JAKARTA - Mantan narapidana diputuskan harus menunggu lima tahun dari kebebasannya untuk bisa mencalonkan diri sebagai anggota legislatif. Selain itu, mantan narapidana wajib mengumumkan secara transparan soal statusnya tersebut ke publik.
Hal tersebut merupakan keputusan Mahkamah Konstitusi (MK) dalam sidang uji materiil undang-undang nomor 7 tahun 2017 tentang Pemilihan Umum (Pemilu) yang diajukan oleh Leonardo Siahaan.
MK berpendapat terhadap ketentuan norma Pasal 240 ayat (1) huruf g UU tersebut perlu dilakukan dilakukan penyelarasan dengan memberlakukan pula untuk menunggu jangka waktu 5 tahun setelah mantan terpidana selesai menjalani hukumannya.
Selanjutnya, berdasarkan putusan pengadilan yang telah mempunyai kekuatan hukum tetap dan adanya kejujuran atau keterbukaan mengenai latar belakang jati dirinya sebagai mantan terpidana sebagai syarat calon anggota DPR, DPRD Provinsi, dan DPRD Kabupaten/Kota, di samping syarat lain yang juga ditambahkan sebagaimana pemaknaan konstitusional secara bersyarat yang terdapat dalam Pasal 7 ayat (2) huruf g UU 10/2016.
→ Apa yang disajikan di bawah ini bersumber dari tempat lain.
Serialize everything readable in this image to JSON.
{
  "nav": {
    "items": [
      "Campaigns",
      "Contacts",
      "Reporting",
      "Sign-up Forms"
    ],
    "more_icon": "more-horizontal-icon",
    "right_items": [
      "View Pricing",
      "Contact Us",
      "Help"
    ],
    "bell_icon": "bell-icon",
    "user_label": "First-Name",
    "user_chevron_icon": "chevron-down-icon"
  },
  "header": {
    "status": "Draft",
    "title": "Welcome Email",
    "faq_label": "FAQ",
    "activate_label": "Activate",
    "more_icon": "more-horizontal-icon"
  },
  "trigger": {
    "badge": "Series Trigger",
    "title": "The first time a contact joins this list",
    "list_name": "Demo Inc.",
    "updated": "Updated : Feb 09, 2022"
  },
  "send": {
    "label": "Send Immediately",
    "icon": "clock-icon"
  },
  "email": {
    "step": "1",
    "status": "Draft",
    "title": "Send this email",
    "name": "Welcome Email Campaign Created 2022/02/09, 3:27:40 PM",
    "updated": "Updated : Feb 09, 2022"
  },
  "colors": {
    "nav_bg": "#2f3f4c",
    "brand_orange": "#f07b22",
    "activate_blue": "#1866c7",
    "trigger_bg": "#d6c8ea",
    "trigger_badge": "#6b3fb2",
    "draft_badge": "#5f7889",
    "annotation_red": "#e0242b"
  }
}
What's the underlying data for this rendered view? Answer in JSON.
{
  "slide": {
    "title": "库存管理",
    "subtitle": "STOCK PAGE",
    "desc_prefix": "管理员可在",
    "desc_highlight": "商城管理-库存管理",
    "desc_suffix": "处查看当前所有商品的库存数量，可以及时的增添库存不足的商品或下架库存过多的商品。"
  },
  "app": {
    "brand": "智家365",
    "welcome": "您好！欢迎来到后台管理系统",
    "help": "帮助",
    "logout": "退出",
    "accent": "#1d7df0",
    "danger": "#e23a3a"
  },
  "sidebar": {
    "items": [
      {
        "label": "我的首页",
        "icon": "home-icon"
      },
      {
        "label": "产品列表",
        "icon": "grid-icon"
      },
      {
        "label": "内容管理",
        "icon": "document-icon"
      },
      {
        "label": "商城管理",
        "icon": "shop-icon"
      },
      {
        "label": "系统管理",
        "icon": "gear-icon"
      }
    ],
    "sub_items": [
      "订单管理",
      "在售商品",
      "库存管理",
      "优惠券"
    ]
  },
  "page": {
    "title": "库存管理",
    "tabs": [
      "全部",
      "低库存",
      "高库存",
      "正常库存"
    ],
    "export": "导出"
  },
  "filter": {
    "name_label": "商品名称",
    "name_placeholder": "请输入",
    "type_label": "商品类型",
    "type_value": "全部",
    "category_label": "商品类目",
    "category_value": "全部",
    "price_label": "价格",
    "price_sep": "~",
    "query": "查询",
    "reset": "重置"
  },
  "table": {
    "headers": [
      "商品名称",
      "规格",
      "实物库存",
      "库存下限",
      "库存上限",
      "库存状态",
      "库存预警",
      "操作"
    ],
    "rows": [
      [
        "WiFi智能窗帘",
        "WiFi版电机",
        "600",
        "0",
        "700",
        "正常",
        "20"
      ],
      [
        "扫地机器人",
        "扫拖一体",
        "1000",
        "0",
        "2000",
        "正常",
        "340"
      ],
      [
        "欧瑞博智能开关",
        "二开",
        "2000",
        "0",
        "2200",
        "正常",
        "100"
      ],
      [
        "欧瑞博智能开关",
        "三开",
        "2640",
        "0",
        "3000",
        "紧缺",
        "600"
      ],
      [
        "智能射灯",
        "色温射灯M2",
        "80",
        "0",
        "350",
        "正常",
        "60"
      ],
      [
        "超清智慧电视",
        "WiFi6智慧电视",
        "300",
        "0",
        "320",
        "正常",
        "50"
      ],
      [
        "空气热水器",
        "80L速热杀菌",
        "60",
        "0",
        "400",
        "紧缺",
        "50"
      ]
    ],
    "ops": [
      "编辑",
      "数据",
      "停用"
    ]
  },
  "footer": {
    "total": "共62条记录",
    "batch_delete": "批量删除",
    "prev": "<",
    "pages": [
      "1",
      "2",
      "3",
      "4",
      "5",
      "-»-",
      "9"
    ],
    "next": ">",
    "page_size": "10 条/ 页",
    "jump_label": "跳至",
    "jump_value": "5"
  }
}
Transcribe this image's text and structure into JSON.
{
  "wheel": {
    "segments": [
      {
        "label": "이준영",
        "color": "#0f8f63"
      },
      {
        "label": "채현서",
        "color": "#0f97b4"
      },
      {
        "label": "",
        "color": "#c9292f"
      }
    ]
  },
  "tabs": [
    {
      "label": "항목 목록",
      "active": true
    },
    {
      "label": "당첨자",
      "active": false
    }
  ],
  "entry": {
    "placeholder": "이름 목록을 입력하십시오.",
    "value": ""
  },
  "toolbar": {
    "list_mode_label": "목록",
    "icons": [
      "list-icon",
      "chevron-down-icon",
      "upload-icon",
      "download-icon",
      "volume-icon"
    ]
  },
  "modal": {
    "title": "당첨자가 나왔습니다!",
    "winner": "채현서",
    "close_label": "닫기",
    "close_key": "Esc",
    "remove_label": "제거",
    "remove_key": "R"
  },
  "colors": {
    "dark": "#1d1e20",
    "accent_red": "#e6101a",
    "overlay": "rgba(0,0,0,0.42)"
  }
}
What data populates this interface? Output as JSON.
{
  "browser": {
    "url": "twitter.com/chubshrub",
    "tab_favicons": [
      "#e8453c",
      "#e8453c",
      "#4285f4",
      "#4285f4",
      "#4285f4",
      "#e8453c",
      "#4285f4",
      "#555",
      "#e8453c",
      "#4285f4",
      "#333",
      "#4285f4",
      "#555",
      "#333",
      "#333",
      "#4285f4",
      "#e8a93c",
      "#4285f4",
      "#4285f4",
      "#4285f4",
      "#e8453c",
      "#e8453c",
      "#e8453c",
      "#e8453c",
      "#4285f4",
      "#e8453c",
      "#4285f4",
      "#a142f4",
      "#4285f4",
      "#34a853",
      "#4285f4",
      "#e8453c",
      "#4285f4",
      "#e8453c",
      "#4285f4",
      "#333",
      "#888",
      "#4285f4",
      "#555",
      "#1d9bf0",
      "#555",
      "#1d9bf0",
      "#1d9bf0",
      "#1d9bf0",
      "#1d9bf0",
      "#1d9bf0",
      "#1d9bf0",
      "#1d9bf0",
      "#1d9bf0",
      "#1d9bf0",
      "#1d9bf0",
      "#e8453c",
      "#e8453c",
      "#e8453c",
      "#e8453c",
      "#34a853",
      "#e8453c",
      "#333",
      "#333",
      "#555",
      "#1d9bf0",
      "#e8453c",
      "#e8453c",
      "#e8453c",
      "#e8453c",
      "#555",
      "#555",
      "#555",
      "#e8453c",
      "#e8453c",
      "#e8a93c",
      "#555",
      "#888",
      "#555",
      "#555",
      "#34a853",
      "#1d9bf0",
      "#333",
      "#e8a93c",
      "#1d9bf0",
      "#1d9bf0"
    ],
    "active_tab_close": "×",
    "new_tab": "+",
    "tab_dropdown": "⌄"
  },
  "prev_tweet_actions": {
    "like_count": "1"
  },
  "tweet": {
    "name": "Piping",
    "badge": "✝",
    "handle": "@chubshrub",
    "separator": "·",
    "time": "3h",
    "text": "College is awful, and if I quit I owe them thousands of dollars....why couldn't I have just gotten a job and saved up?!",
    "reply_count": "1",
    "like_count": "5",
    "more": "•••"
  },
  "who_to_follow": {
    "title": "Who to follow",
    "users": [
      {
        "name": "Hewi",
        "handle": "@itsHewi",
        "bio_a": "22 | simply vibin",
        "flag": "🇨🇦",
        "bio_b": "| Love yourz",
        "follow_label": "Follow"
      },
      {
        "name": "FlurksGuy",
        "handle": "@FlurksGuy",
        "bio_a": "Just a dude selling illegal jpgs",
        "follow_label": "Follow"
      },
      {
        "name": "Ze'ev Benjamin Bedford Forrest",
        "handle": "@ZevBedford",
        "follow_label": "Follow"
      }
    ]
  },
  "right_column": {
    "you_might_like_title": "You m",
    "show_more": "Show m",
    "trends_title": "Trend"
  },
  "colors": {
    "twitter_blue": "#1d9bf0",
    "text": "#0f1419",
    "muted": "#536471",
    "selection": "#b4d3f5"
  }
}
Dikutip dalam pertimbangan hukum putusan-putusan sebelumnya, masa tunggu 5 tahun setelah terpidana menjalankan masa pidana adalah waktu yang dipandang cukup untuk melakukan introspeksi diri dan beradaptasi dengan masyarakat lingkungannya bagi calon legislatif.
"Demikian halnya persyaratan adanya keharusan menjelaskan secara terbuka kepada publik tentang jati dirinya dan tidak menutupi latar belakang kehidupannya adalah dalam rangka memberikan bahan pertimbangan bagi calon pemilih dalam menilai atau menentukan pilihannya," tulis MK dalam putusan nomor 87/PUU-XX/2022 yang dilansir Senin, (5/11/2022)
MK berpendapat hal ini sejalan dengan keputusannya yang melarang mantan terpidana kasus korupsi setelah 5 tahun keluar dari penjara maju mencalonkan diri sebagai calon anggota legislatif (caleg).
Lembaga ini mengungkapkan pengumuman soal jati calon legislatif mantan narapidana ini bertujuan agar pemilih dapat secara kritis menilai calon yang akan dipilihnya
sebagai pilihan baik yang memiliki kekurangan maupun kelebihan untuk diketahui oleh masyarakat umum (notoir feiten).
"Demi melindungi kepentingan yang lebih besar, yaitu dalam hal ini kepentingan masyarakat akan pemimpin yang bersih, berintegritas, dan mampu memberi pelayanan publik yang baik serta menghadirkan kesejahteraan bagi masyarakat yang dipimpinnya, Mahkamah tidak menemukan jalan lain kecuali memberlakukan syarat kumulatif sebagaimana tertuang dalam pertimbangan hukum putusan-putusan Mahkamah Konstitusi," jelas MK.